楽譜の領域も例外ではありません。誰もが手軽に扱えるデジタル機器普及の影響もあり“カジュアルコピー”問題は日々深刻化してきていると思われます。多くの家庭が所有している低価格な家庭用プリンターにも、当然のようにスキャナー機能が搭載されており、極々簡単に楽譜等のデジタルデータ化が可能ですし、スマートフォンで撮影された静止画像、動画のクオリティーにも驚かされます。今や、友人から借りた楽譜の、コピーをとりにわざわざコンビニに出かける必要すらありません。他人のスマホやPCに保存された楽譜デジタルデータを、軽い気持ちでコピー、共有してしまっている楽譜ユーザーも相当数存在するのではないでしょうか。違法性を認識しながらも、あまりの手軽さについついコピーしてしまうケースも多いのでは…。

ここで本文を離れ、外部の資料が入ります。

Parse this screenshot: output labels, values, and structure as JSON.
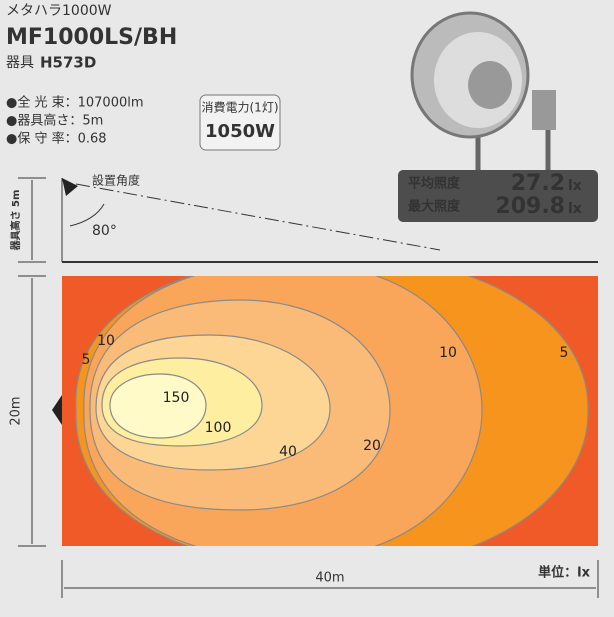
{
  "header": {
    "series": "メタハラ1000W",
    "model": "MF1000LS/BH",
    "fixture_label": "器具",
    "fixture": "H573D"
  },
  "specs": [
    "●全 光 束：107000lm",
    "●器具高さ：5m",
    "●保 守 率：0.68"
  ],
  "power": {
    "label": "消費電力(1灯)",
    "value": "1050W"
  },
  "illuminance": [
    {
      "label": "平均照度",
      "value": "27.2",
      "unit": "lx"
    },
    {
      "label": "最大照度",
      "value": "209.8",
      "unit": "lx"
    }
  ],
  "side_view": {
    "height": "器具高さ 5m",
    "angle_label": "設置角度",
    "angle": "80°"
  },
  "plan": {
    "width": "40m",
    "depth": "20m",
    "unit": "単位：lx",
    "contours": [
      "5",
      "10",
      "150",
      "100",
      "40",
      "20",
      "10",
      "5"
    ]
  }
}
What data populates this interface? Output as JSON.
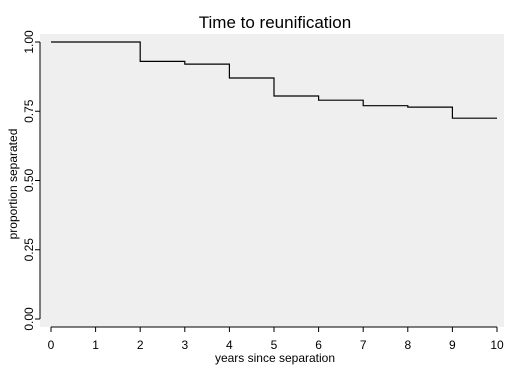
{
  "chart_data": {
    "type": "line",
    "step": true,
    "title": "Time to reunification",
    "xlabel": "years since separation",
    "ylabel": "proportion separated",
    "xlim": [
      0,
      10
    ],
    "ylim": [
      0,
      1
    ],
    "xticks": [
      "0",
      "1",
      "2",
      "3",
      "4",
      "5",
      "6",
      "7",
      "8",
      "9",
      "10"
    ],
    "yticks": [
      "0.00",
      "0.25",
      "0.50",
      "0.75",
      "1.00"
    ],
    "grid": false,
    "series": [
      {
        "x": [
          0,
          1,
          2,
          3,
          4,
          5,
          6,
          7,
          8,
          9,
          10
        ],
        "y": [
          1.0,
          1.0,
          0.93,
          0.92,
          0.87,
          0.805,
          0.79,
          0.77,
          0.765,
          0.725,
          0.725
        ]
      }
    ],
    "colors": {
      "plot_background": "#efefef",
      "line": "#000000"
    }
  }
}
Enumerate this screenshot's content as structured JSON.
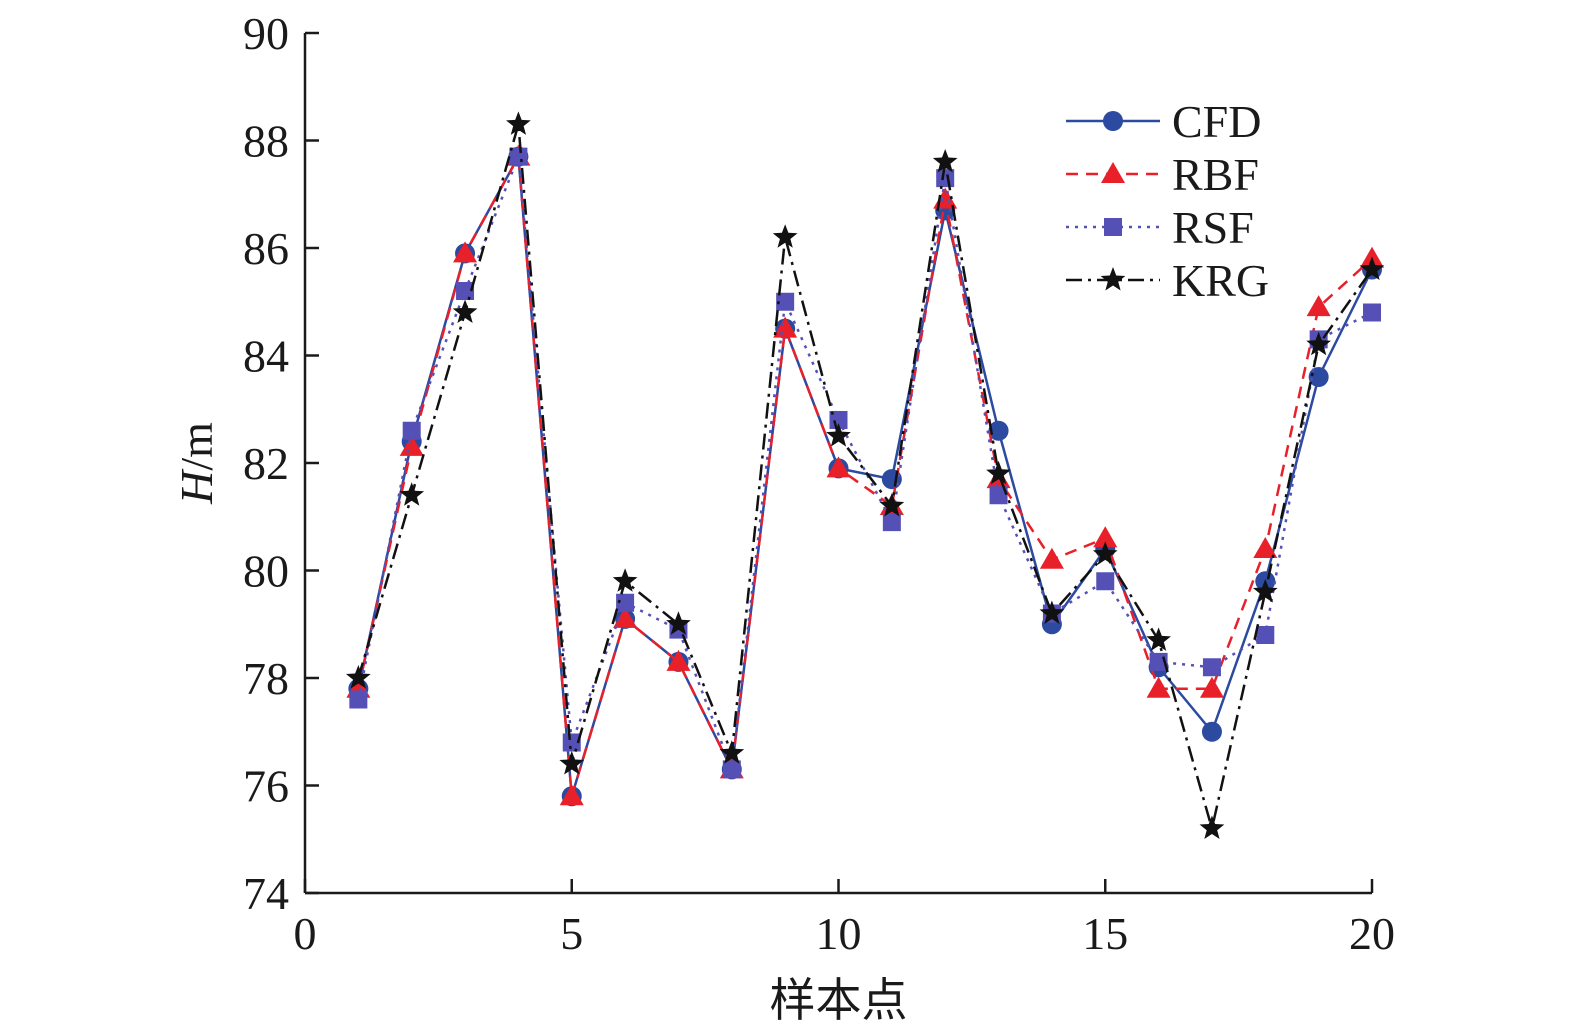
{
  "chart_data": {
    "type": "line",
    "title": "",
    "xlabel": "样本点",
    "ylabel_italic": "H",
    "ylabel_unit": "/m",
    "xlim": [
      0,
      20
    ],
    "ylim": [
      74,
      90
    ],
    "xticks": [
      0,
      5,
      10,
      15,
      20
    ],
    "yticks": [
      74,
      76,
      78,
      80,
      82,
      84,
      86,
      88,
      90
    ],
    "grid": false,
    "legend_position": "top-right",
    "x": [
      1,
      2,
      3,
      4,
      5,
      6,
      7,
      8,
      9,
      10,
      11,
      12,
      13,
      14,
      15,
      16,
      17,
      18,
      19,
      20
    ],
    "series": [
      {
        "name": "CFD",
        "color": "#2b4aa0",
        "dash": "solid",
        "marker": "circle",
        "values": [
          77.8,
          82.4,
          85.9,
          87.7,
          75.8,
          79.1,
          78.3,
          76.3,
          84.5,
          81.9,
          81.7,
          86.7,
          82.6,
          79.0,
          80.4,
          78.2,
          77.0,
          79.8,
          83.6,
          85.6
        ]
      },
      {
        "name": "RBF",
        "color": "#e8202a",
        "dash": "dashed",
        "marker": "triangle",
        "values": [
          77.8,
          82.3,
          85.9,
          87.7,
          75.8,
          79.1,
          78.3,
          76.3,
          84.5,
          81.9,
          81.2,
          86.9,
          81.7,
          80.2,
          80.6,
          77.8,
          77.8,
          80.4,
          84.9,
          85.8
        ]
      },
      {
        "name": "RSF",
        "color": "#5550b5",
        "dash": "dotted",
        "marker": "square",
        "values": [
          77.6,
          82.6,
          85.2,
          87.7,
          76.8,
          79.4,
          78.9,
          76.3,
          85.0,
          82.8,
          80.9,
          87.3,
          81.4,
          79.2,
          79.8,
          78.3,
          78.2,
          78.8,
          84.3,
          84.8
        ]
      },
      {
        "name": "KRG",
        "color": "#111111",
        "dash": "dashdot",
        "marker": "star",
        "values": [
          78.0,
          81.4,
          84.8,
          88.3,
          76.4,
          79.8,
          79.0,
          76.6,
          86.2,
          82.5,
          81.2,
          87.6,
          81.8,
          79.2,
          80.3,
          78.7,
          75.2,
          79.6,
          84.2,
          85.6
        ]
      }
    ]
  }
}
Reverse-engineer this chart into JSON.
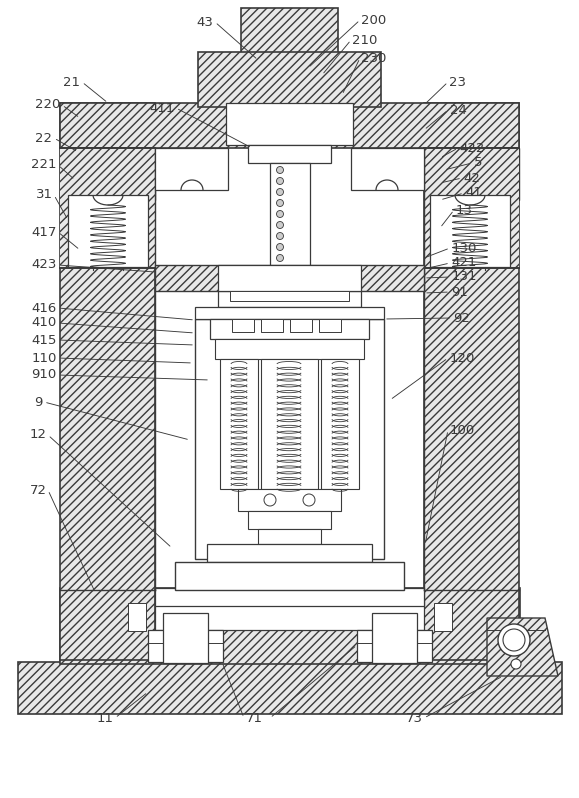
{
  "lc": "#3a3a3a",
  "fs": 9.5,
  "fig_w": 5.79,
  "fig_h": 7.98,
  "dpi": 100,
  "hatch": "////",
  "hatch_fc": "#e8e8e8",
  "white": "#ffffff"
}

デジタル機器等の進歩に伴う利便性向上により、今まで以上に“手軽な”無断楽譜コピーが横行してしまうことに強い懸念を抱いております。軽い気持ちで行われる個々の無断コピーが、間違いなく著作者の創作意欲を妨げ、ひいては音楽文化の発展を阻害する大きな要因となり得ること等を楽譜ユーザーに説明しながら、適正な楽譜利用を呼びかけていきたいと思います。